EMC leads in size and speed at the high end of storage, but it's also improving low-end systems
For the moment, EMC is raising the bar for the storage world. A range of new products has it leading the way in speed and size of storage arrays while also introducing technology for low-cost IP storage capable of running critical business applications.
Businesses are cranking up their storage requirements as the amount of information they need to retain mushrooms. That adds complexity because it's becoming more difficult to connect applications with the data they need.
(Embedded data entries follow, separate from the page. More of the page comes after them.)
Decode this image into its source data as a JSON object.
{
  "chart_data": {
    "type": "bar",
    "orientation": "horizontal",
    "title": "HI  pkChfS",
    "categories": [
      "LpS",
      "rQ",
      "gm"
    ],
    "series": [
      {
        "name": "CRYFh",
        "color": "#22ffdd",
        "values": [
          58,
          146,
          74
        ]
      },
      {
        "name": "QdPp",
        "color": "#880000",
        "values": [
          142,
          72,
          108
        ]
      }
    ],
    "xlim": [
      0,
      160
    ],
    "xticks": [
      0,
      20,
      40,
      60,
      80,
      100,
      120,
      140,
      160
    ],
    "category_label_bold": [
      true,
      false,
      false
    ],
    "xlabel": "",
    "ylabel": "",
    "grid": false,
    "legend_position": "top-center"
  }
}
As a result, companies increasingly turn to information-life-cycle management to make sure low-value information is moved to low-cost storage.
EMC's latest product announcements seek to further information-life-cycle strategies by providing an architecture that can store up to a petabyte of information on a single Symmetrix DMX-3 storage array and by removing the performance barriers that come with connecting application servers to multiple arrays.
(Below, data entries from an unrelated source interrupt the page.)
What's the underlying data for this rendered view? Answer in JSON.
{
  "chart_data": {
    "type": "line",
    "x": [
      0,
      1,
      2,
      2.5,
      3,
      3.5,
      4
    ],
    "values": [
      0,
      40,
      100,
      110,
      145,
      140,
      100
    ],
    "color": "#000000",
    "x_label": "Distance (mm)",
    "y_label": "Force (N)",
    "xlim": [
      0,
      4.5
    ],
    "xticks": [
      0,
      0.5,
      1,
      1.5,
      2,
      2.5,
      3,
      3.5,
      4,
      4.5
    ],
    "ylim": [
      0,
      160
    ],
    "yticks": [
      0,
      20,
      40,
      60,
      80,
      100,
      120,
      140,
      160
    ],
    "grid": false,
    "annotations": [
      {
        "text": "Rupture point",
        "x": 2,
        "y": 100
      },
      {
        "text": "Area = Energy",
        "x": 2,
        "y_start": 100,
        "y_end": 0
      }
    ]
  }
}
EMC also introduced an entry-level configuration for the DMX-3, enabling customers to purchase an array with as few as 96 500-Gbyte Fibre Channel disk drives for as little as $250,000. The architecture allows for the arrays to be expanded to up to 2,400 drives with no disruption to applica-tions. The cost of such a high-end configuration would be in the millions.
The information-life-cycle features come with new capabilities allowing multitiered storage within a single array, designed to let companies more readily classify and structure the access to information according to its value and currency. Data that's needed frequently and rapidly can be stored on expensive, high-speed storage, while data that isn't needed as often or as quickly can be stored on slower and cheaper technology.
Ready For The Mainstream
On the IP storage front, EMC introduced file-system software called Multi-Path File System for iSCSi, which is designed to let IP storage systems run critical apps by moving data directly from file storage to an app server, thus bypassing the network-attached storage gateways that slow performance.